Phasen: Songs From The Black Chair
5 and Dime Recordings

Deep House's reach extends to all parts of the globe, Florida, USA as much as anywhere. The music's effervescent spirit comes through loud and clear on Ryan Parmer's latest Phasen collection, the Orlando-born producer's first since 2011's Twenty One EP (U-Cover) and his 2012 Market Street EP collab with Refurb (5 and Dime Recordings); Songs From The Black Chair is also, incidentally, the first full-length album issued by the Denver, Colorado-based 5 and Dime Recordings, established in 2011 as a conduit for high-quality Deep House and Deep Tech House material.

Two years in the making, Songs From The Black Chair features eight originals by the bedroom producer supplemented by two remixes. Anything but dour, the seventy-six-minute set is upbeat in spirit and sophisticated in design though at no expense to its grooving vibe. In keeping with the Deep House genre, the tracks ooze sensuality and soul, with the latter bolstered by the inclusion of a vocal sample here and there. Parmer presumably used contemporary digital tools to fashion the tracks, which are heavily loaded up with beats, bass, keyboards (synths, organ), and vocal accents. And though that appears to be confirmed explicitly in the title “Digital Block,” the uplifting track itself exudes a humanity and warmth characteristic of analog production. The ten tracks form a cohesive whole yet also include elements (such as the wiry bass line that snakes through the undergrowth of “Night Moves”) that differentiate one from another.
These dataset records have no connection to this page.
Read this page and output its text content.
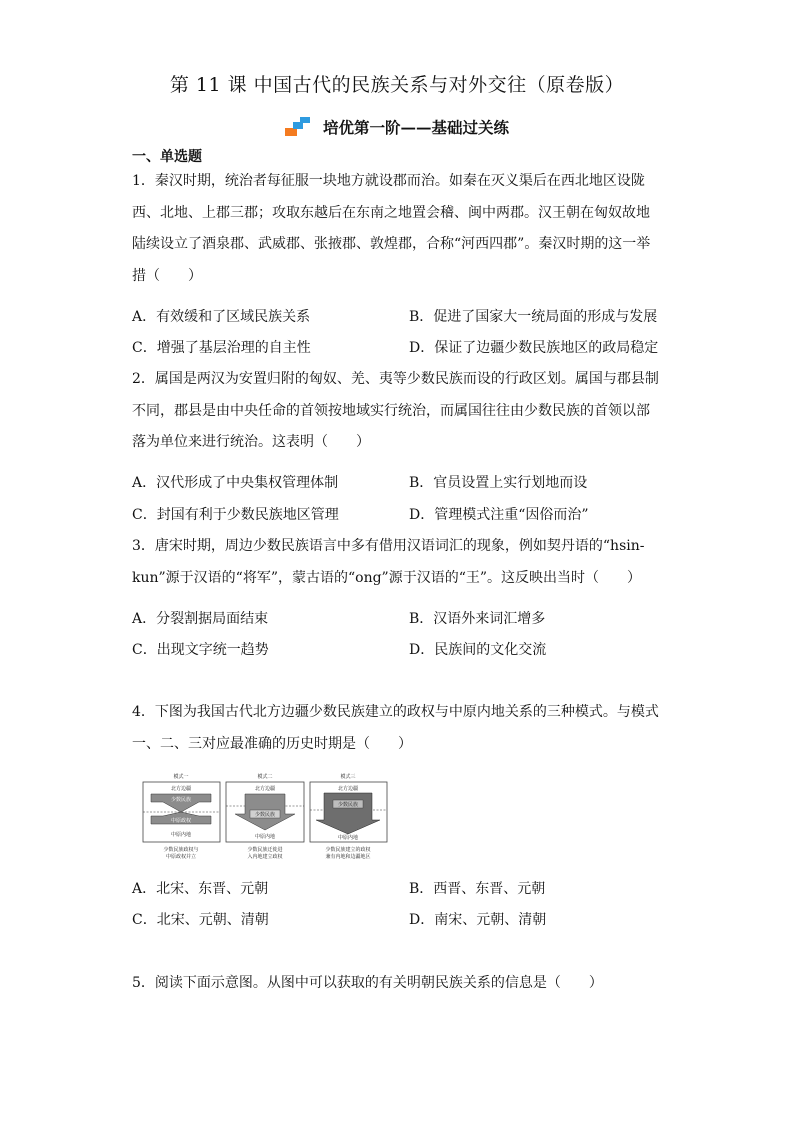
第 11 课 中国古代的民族关系与对外交往（原卷版）
培优第一阶——基础过关练
一、单选题
1．秦汉时期，统治者每征服一块地方就设郡而治。如秦在灭义渠后在西北地区设陇
西、北地、上郡三郡；攻取东越后在东南之地置会稽、闽中两郡。汉王朝在匈奴故地
陆续设立了酒泉郡、武威郡、张掖郡、敦煌郡，合称“河西四郡”。秦汉时期的这一举
措（　　）
A．有效缓和了区域民族关系	B．促进了国家大一统局面的形成与发展
C．增强了基层治理的自主性	D．保证了边疆少数民族地区的政局稳定
2．属国是两汉为安置归附的匈奴、羌、夷等少数民族而设的行政区划。属国与郡县制
不同，郡县是由中央任命的首领按地域实行统治，而属国往往由少数民族的首领以部
落为单位来进行统治。这表明（　　）
A．汉代形成了中央集权管理体制	B．官员设置上实行划地而设
C．封国有利于少数民族地区管理	D．管理模式注重“因俗而治”
3．唐宋时期，周边少数民族语言中多有借用汉语词汇的现象，例如契丹语的“hsin-
kun”源于汉语的“将军”，蒙古语的“ong”源于汉语的“王”。这反映出当时（　　）
A．分裂割据局面结束	B．汉语外来词汇增多
C．出现文字统一趋势	D．民族间的文化交流
4．下图为我国古代北方边疆少数民族建立的政权与中原内地关系的三种模式。与模式
一、二、三对应最准确的历史时期是（　　）
模式一
北方边疆
少数民族
中原政权
中原内地
少数民族政权与
中原政权并立
模式二
北方边疆
少数民族
中原内地
少数民族迁徙进
入内地建立政权
模式三
北方边疆
少数民族
中原内地
少数民族建立的政权
兼有内地和边疆地区
A．北宋、东晋、元朝	B．西晋、东晋、元朝
C．北宋、元朝、清朝	D．南宋、元朝、清朝
5．阅读下面示意图。从图中可以获取的有关明朝民族关系的信息是（　　）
A strong and classy opener, “Flossin” eases the listener into the album with a relaxed bumping groove that gradually gains heft, the tune's outdoorsy lounge party atmosphere tinged with dub and its funk feel bolstered by synth stabs and a delectably swinging bass pulse. Additional ear candy arrives courtesy of a simple rising-and-falling melodic motif that breezily glides across the music's smooth surfaces. The track's so melodically appealing, it's no wonder it was selected for the remix treatments, with Loz Goddard giving it a trippy, bass-thudding boost and Life Recorder a snappy astro-funk overhaul. Though it's otherwise as strong a track as any of the others, “Cruising For a Bruising” is weakened slightly by the presence of a vocal line whose soulfulness is stretched so dramatically it becomes a woozy warble. But that's a rare misstep on Songs From The Black Chair, and weak points are otherwise hard to locate on this consistently satisfying collection from the Florida native.